Malgré un fort soutien des Etats membres, la Commission internationale pour la conservation des thonidés de l’Atlantique (CICTA) – l’organe intergouvernemental principalement chargé de la gestion des pêcheries de thon dans l’océan Atlantique – a échoué à approuver une proposition cruciale présentée par le Sénégal et visant à adopter une réglementation forte contre la rétention de requins mako.
La proposition du Sénégal, présentée devant la 26e réunion de la commission (qui s’est déroulée à Palma de Majorque du 18 au 25 novembre), aurait permis l’interdiction de la « rétention à bord, transbordement ou déchargement d’une partie ou d’une carcasse complète de requin mako de l’Atlantique Nord dans toute zone de pêche gérée par la CICTA. » La proposition intégrait également des quotas stricts pour le mako de l’Atlantique Sud. La proposition du Sénégal faisait suite à une recommandation du Comité permanent pour la recherche et les statistiques de la CICTA (SCRS) d’adopter une politique de non rétention sans exception pour le requin mako.
Considéré comme le requin le plus rapide au monde, le requin taupe-bleu est particulièrement vulnérable à la surpêche, car il atteint sa maturité sexuelle plus tard que d’autres espèces de requins. Une étude de 2017 a mis en évidence que le mako de l’Atlantique Nord n’avait qu’une chance sur deux de survivre à la surpêche si les prises étaient ramenées à zéro et que des mesures complémentaires étaient adoptées. Reconnaissant l’état de conservation critique du requin taupe-bleu, les parties de la Convention sur le commerce international des espèces de faune et de flore marines menacées (CITES) ont voté en faveur d’une protection commerciale pour cette espèce vulnérable à la 18e conférence des parties, qui s’est tenue à Genève en août dernier.
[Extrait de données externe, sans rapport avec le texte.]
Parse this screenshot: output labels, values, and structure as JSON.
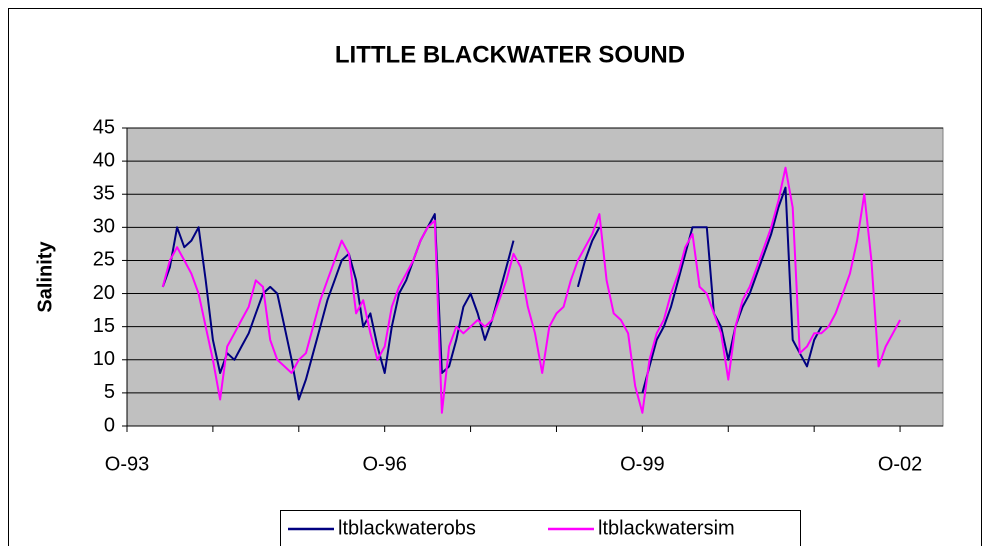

La proposition du Sénégal était soutenue par les 16 membres de la CICTA, dont font partie les Etats côtiers africains de la Gambie, du Gabon et du Libéria. Ces pays se sont associés à Sea Shepherd pour mener des patrouilles conjointes en mer qui ont permis l’arrestation de dizaines de navires de pêche pour pêche illégale et autres délits liés, dont l’arrestation de navires européens qui pêchaient des requins pour leurs ailerons ainsi que des espèces de requins vulnérables d’eau profonde pour la production d’huile de foie de requin.
« La Gambie, le Gabon et le Libéria continuent de démontrer leur avant-gardisme dans la lutte contre la pêche illégale, à la fois en mer à travers l’arrestation de criminels qui braconnent les requins et dans les forums internationaux de protection de la nature en proposant des mesures de préservation musclées pour les requins. A Sea Shepherd, nous sommes fiers de nos partenaires qui ont porté la lutte pour la protection du requin taupe-bleu à la dernière réunion de la CICTA« , assure Peter Hammerstedt, Directeur des campagnes pour Sea Shepherd Global.
L’Union Européenne (UE) et les Etats-Unis se sont opposés à la proposition, défendant chacun des propositions concurrentes entachées d’exceptions et fixant des quotas de capture non conformes aux recommandations scientifiques. En conséquence, une version considérablement amoindrie de la règlementation sur la non-détention a été adoptée par les parties de la CICTA. L’opposition de l’UE à la proposition du Sénégal est particulièrement troublante dans la mesure où les navires de pêche européens sont responsables de la grande majorité des captures de requin mako.
« Il était extrêmement décevant de voir l’UE et les Etats-Unis ignorer les données scientifiques les plus fiables à la faveur de l’opportunisme politique et au détriment de la conservation des espèces. Pour sauver le requin taupe-bleu de l’Atlantique Nord, hautement menacé, des mesures appropriées s’imposent dès maintenant pour accélérer le rétablissement de la population. La fixation de quotas sur la base d’une probabilité de reconstitution de la population dans plus de 50 ans va non seulement à l’encontre de la recommandation de prudence de la SRCS mais crée également un précédent dangereux pour les populations de requins touchées par les pêcheries de la CICTA« , a expliqué le Directeur juridique de Sea Shepherd, Brett Sommermeyer.
Sea Shepherd remercie la Gambie, le Gabon, le Libéria, ainsi que les 13 autres soutiens de la proposition du Sénégal, pour avoir adopté une position ferme en matière de conservation à la réunion de la CICTA. Avec près de 31 000 requins tués chaque heure par l’homme, les populations de requins ont chuté de 90% au cours du siècle dernier et un quart des espèces de requins sont maintenant en danger critique d’extinction. Les soutiens de la proposition du Sénégal ont reconnu le besoin urgent de protéger les requins et donc l’importance de mettre en place des mesures de protection plus ambitieuses pour le très affecté requin mako.